Gujarat State Fertilizers & Chemicals Ltd (GSFC), a PSU of the Gujarat government, sued one Dashrath Patel of Indian Agro Chemicals, which has a unit in Dholka GIDC, last year for trademark infringement of the PSU’s trademark Sardar. Sardar Seven Star! was the name given by the industrial unit to its fertiliser.
As soon as GSFC knew about this, it filed a trademark suit in September 2020 with the Ahmedabad rural court in Mirzapur, claiming that it had trademark rights over the word ‘Sardar’ for various fertiliser and chemical goods because it has had a registered label since 1967.
GSFC demanded that Indian Agro should stop selling its goods under any name that includes the term Sardar and is misleadingly similar to the registered brand. It even claimed Rs 1 crore in damages for loss of reputation and goodwill, with interest at the rate of 12% annually.
Indian Agro quickly accepted GSFC’s claim and changed the name of its product from Sardar to Sarkar Seven Star. However, because it felt that using the word ‘Sarkar’ might land it in problems, it stopped using the word Sarkar as well.
Last month, the company informed the court that it had already stopped using the claimed trademark and had dropped the terms – Sardar and Sarkar – and that the court could not force it to pay GSFC any damages. It also assured the court that it would not utilise the contested trademarks on any of its products.
In an order issued last week, special judge SSP Jain of the commercial court approved Indian Agro’s undertaking and the settlement negotiated between the two firms, bringing the case to a close.
This was GSFC’s second run-in with private industry for its claim to the Sardar brand.
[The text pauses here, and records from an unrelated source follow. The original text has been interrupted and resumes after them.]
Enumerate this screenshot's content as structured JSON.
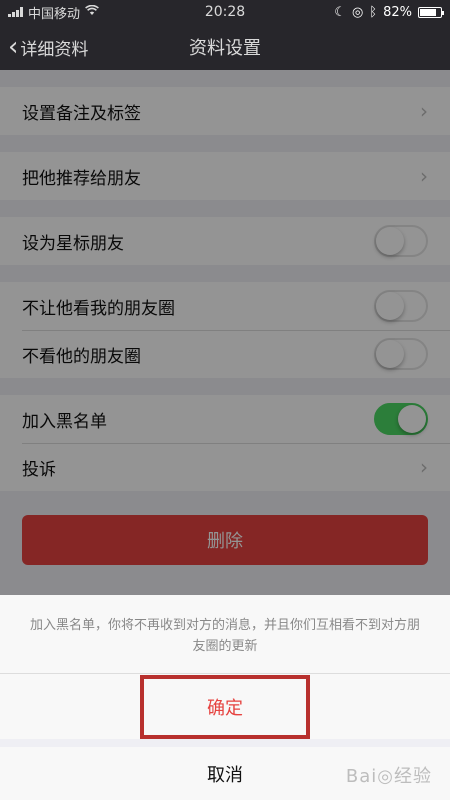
{
  "status_bar": {
    "carrier": "中国移动",
    "time": "20:28",
    "battery_percent": "82%",
    "battery_level": 0.82
  },
  "nav": {
    "back_label": "详细资料",
    "title": "资料设置"
  },
  "settings": {
    "remark_tags": "设置备注及标签",
    "recommend": "把他推荐给朋友",
    "star_friend": "设为星标朋友",
    "hide_moments_from": "不让他看我的朋友圈",
    "hide_his_moments": "不看他的朋友圈",
    "blacklist": "加入黑名单",
    "report": "投诉",
    "delete": "删除"
  },
  "toggles": {
    "star_friend": false,
    "hide_moments_from": false,
    "hide_his_moments": false,
    "blacklist": true
  },
  "action_sheet": {
    "message": "加入黑名单，你将不再收到对方的消息，并且你们互相看不到对方朋友圈的更新",
    "confirm": "确定",
    "cancel": "取消"
  },
  "colors": {
    "nav_bg": "#2e2d33",
    "danger": "#e64340",
    "switch_on": "#4cd964",
    "highlight_frame": "#b8302e"
  }
}
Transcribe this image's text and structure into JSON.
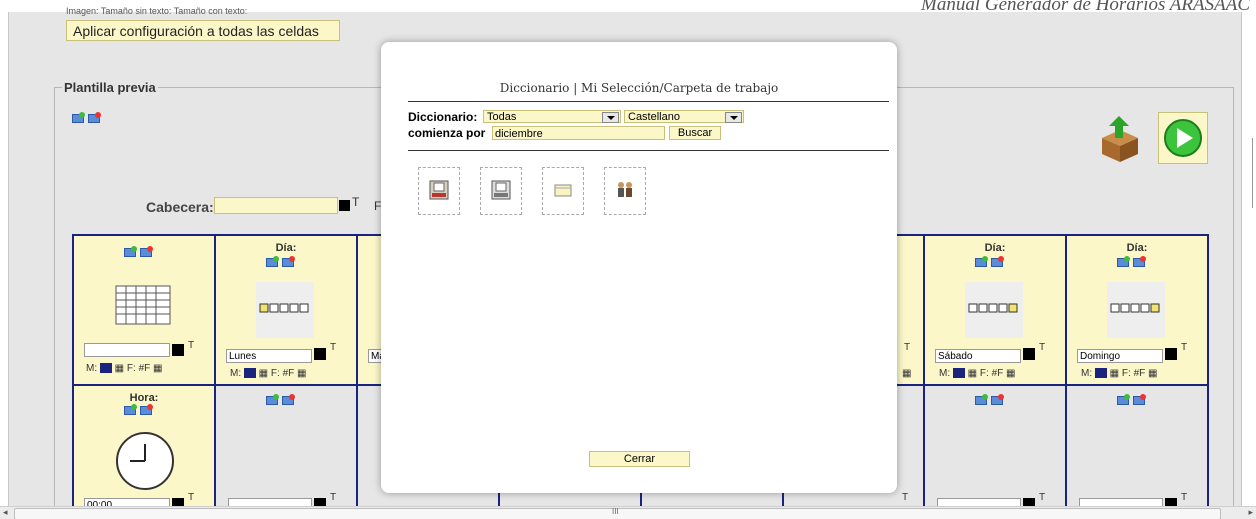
{
  "document": {
    "header_title": "Manual Generador de Horarios ARASAAC",
    "clipped_text": "Imagen: Tamaño sin texto:   Tamaño con texto:"
  },
  "config": {
    "apply_button": "Aplicar configuración a todas las celdas"
  },
  "template": {
    "legend": "Plantilla previa",
    "header_label": "Cabecera:",
    "header_input_value": "",
    "header_f_label": "F"
  },
  "grid": {
    "day_label": "Día:",
    "hour_label": "Hora:",
    "days": [
      "Lunes",
      "Ma",
      "Sábado",
      "Domingo"
    ],
    "m_label": "M:",
    "f_label": "F:",
    "hashf": "#F",
    "time_value": "00:00"
  },
  "modal": {
    "title": "Diccionario | Mi Selección/Carpeta de trabajo",
    "dictionary_label": "Diccionario:",
    "dictionary_value": "Todas",
    "language_value": "Castellano",
    "starts_with_label": "comienza por",
    "search_value": "diciembre",
    "search_button": "Buscar",
    "results": [
      "calendar-icon",
      "calendar-page-icon",
      "envelope-icon",
      "people-icon"
    ],
    "close_button": "Cerrar"
  },
  "scrollbar": {
    "grip": "III"
  },
  "colors": {
    "field_bg": "#fbf7c9",
    "grid_border": "#1a237e",
    "page_bg": "#e6e6e6"
  }
}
It had taken one Sardar Biochem Fertilizer to municipal court on this issue a few years back.
However, the company’s owner, Ashok Patel, was adamant about who owned the brand Sardar and claimed that Sardar Vallabhbhai Patel belonged to the Patidar community.
As a member of the community, he has the right to use the term ‘Sardar.’ Patel died during the epidemic last year, and GSFC dropped its case, according to Patel’s advocate, Samrat Mehta.